Lecture et Tradition : Lors de la précédente édition des Problèmes et grands courants de la philosophie, vous aviez eu un prestigieux prédécesseur pour rédiger la préface du livre, Marcel De Corte qui écrivait : « A une époque où trop de philosophes tirent de leurs songes et de leurs acrobaties verbales des feux d’artifice dont les flammes et les fumées conjuguées n’ont d’autre fin que de séduire et d’aveugler le chaland, Louis Jugnet n’a d’autre dessein que d’amener l’intelligence du lecteur à reconnaître la vérité de son propos ». Il n’est donc pas étonnant de constater à quel point les esprits et les intelligences contemporains ont été obscurcis par un tel aveuglement. Qu’en pensez-vous ?
Philippe Maxence :Dois-je être franc ? La préface de Marcel De Corte se suffit à elle-même. Elle est une magnifique introduction au livre de Jugnet, en raison de son auteur et de son propos. Malheureusement, les travers que Marcel De Corte dénonce dans sa préface existent toujours et se sont même aggravés. L’œuvre de De Corte mériterait également d’être redécouverte, lue, méditée, confrontée à la réalité de notre époque. Il faudrait par exemple que les jeunes générations puissent lire L’Intelligence en péril de mort, un maître livre pour notre temps qui ausculte avec une extraordinaire capacité d’analyse et une férocité réjouissante notre société contemporaine.

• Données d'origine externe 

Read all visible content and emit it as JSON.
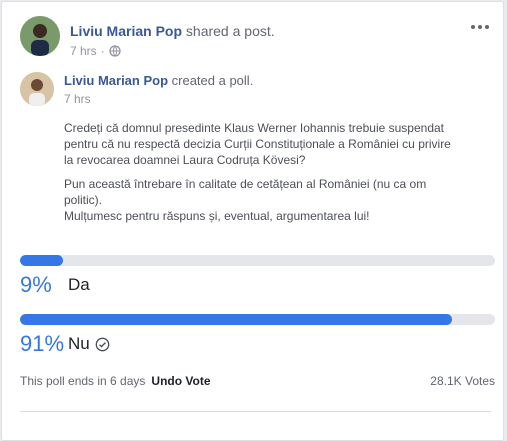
{
  "post": {
    "author": "Liviu Marian Pop",
    "action": "shared a post.",
    "time": "7 hrs",
    "privacy_icon": "globe-icon",
    "more_icon": "ellipsis-icon"
  },
  "shared": {
    "author": "Liviu Marian Pop",
    "action": "created a poll.",
    "time": "7 hrs",
    "question": "Credeți că domnul presedinte Klaus Werner Iohannis trebuie suspendat\npentru că nu respectă decizia Curții Constituționale a României cu privire\nla revocarea doamnei Laura Codruța Kövesi?",
    "note": "Pun această întrebare în calitate de cetățean al României (nu ca om\npolitic).\nMulțumesc pentru răspuns și, eventual, argumentarea lui!"
  },
  "poll": {
    "accent_color": "#3578e5",
    "options": [
      {
        "percent_label": "9%",
        "fraction": 0.09,
        "label": "Da",
        "selected": false
      },
      {
        "percent_label": "91%",
        "fraction": 0.91,
        "label": "Nu",
        "selected": true
      }
    ],
    "ends_text": "This poll ends in 6 days",
    "undo_label": "Undo Vote",
    "votes": "28.1K Votes"
  }
}
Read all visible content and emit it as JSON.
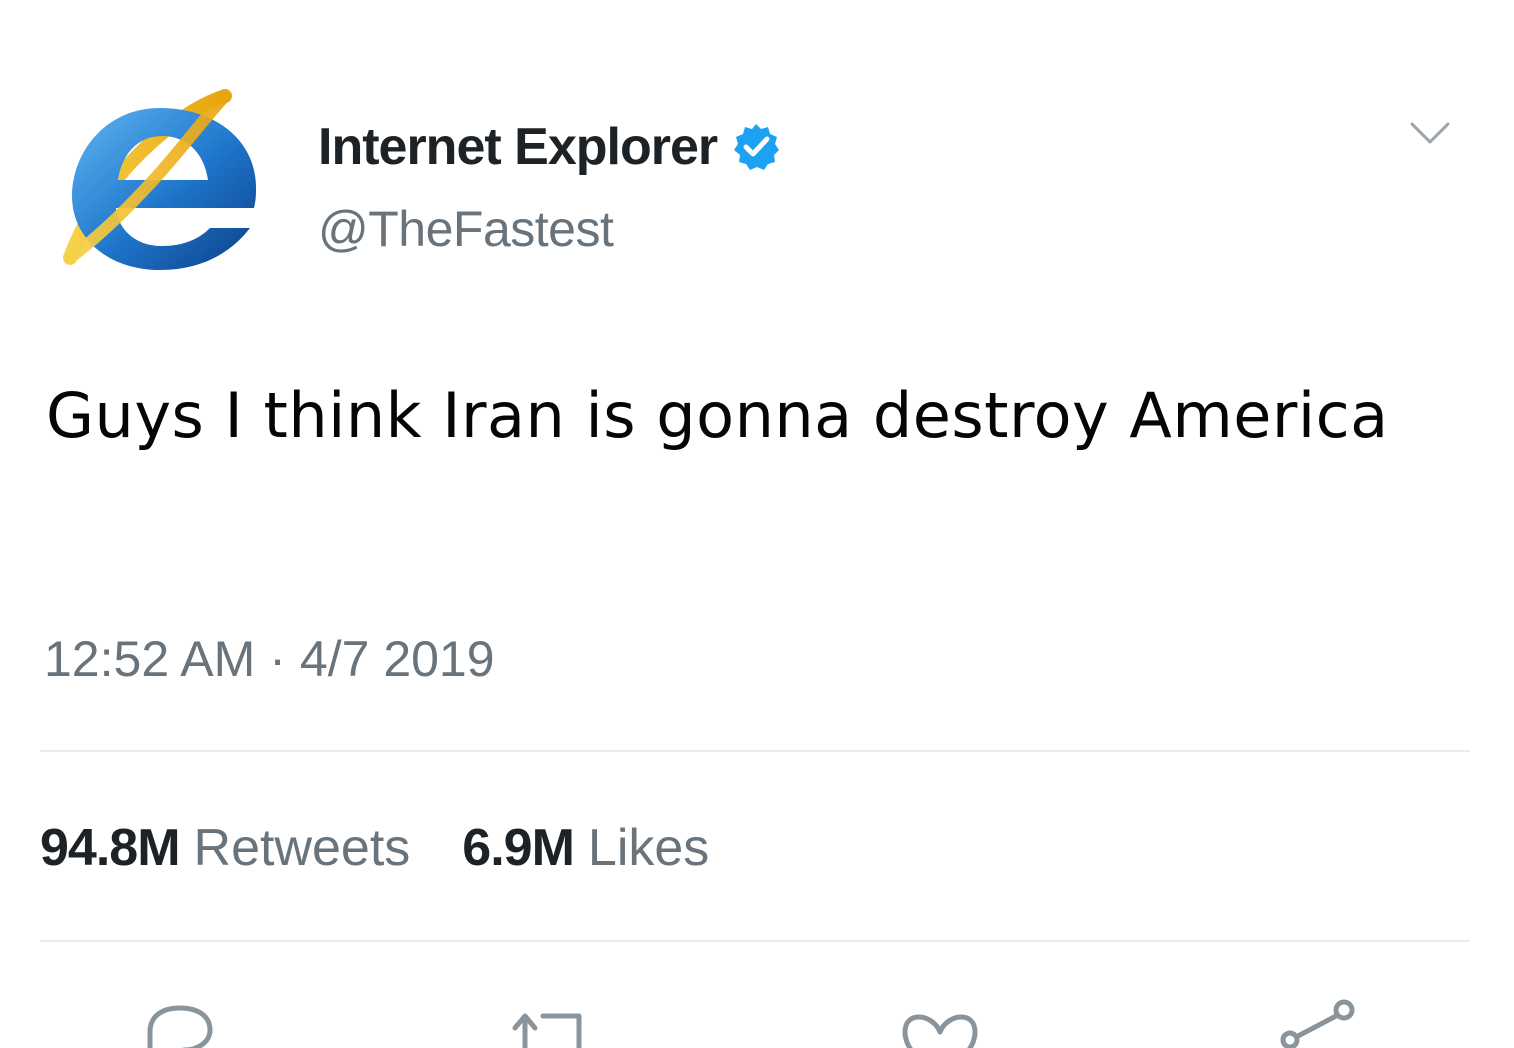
{
  "account": {
    "display_name": "Internet Explorer",
    "handle": "@TheFastest",
    "verified": true,
    "avatar_icon": "internet-explorer-logo"
  },
  "tweet": {
    "text": "Guys I think Iran is gonna destroy America",
    "time": "12:52 AM",
    "separator": "·",
    "date": "4/7 2019"
  },
  "stats": {
    "retweets_count": "94.8M",
    "retweets_label": "Retweets",
    "likes_count": "6.9M",
    "likes_label": "Likes"
  },
  "actions": [
    {
      "icon": "reply-icon"
    },
    {
      "icon": "retweet-icon"
    },
    {
      "icon": "like-icon"
    },
    {
      "icon": "share-icon"
    }
  ],
  "colors": {
    "verified_badge": "#1da1f2",
    "secondary_text": "#68737c",
    "primary_text": "#1c2226",
    "divider": "#e8ecef"
  }
}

L. et T. : Le jugement de Marcel De Corte est sans concession, lorsqu’il ajoute : « Voyez les professeurs de philosophie actuels, ballottés entre le scepticisme prétendument libéral et le fanatisme marxiste, balancés de l’aberration molle à l’aberration dure, tiraillés entre la complaisance lâche à l’anarchie et la nostalgie d’un dogmatisme totalitaire appuyé sur un appareil policier à leur service ». Il y a bien lieu, en lisant ceci, de confirmer que depuis tant d’années nous sommes sous la haute surveillance, pour ne pas dire la traque de la police de la pensée, pour reprendre la terminologie chère à notre cher Jean Madiran.
Ph. M. : Oui, bien sûr, nous sommes sous la coupe d’une police de la pensée et ceux qui n’ont à la bouche que le mot de « liberté » ont la ferme intention de la restreindre chez ceux qu’ils désignent comme leurs ennemis. Vieille histoire révolutionnaire : pas de liberté pour les ennemis de la liberté. Chesterton, au début du XXe siècle se moquait déjà du dogmatisme des anti-dogmatiques, des contradictions inhérentes à ces systèmes de pensée qui placent le dogme exactement là où il ne devrait pas se trouver. C’est une pente facile de l’esprit humain, mais qui est aggravée aujourd’hui par l’idéologie et par l’utilisation des institutions au service de celle-ci. D’autres que moi ont analysé remarquablement ces phénomènes. Connaissons ces travaux, sachons les utiliser, mais surtout, cessons de nous apitoyer sur nous-mêmes sous prétexte qu’ils sont à l’œuvre. On détruit le bien plus vite qu’on le restaure, c’est une loi de cet ordre naturel que nous défendons. Il faut travailler aujourd’hui à restaurer tout ce qui peut l’être, avec patience et complémentarité, dans le respect de nos vocations et de nos devoirs d’état, en évitant le piège d’une action révolutionnaire au profit d’une pensée contre-révolutionnaire.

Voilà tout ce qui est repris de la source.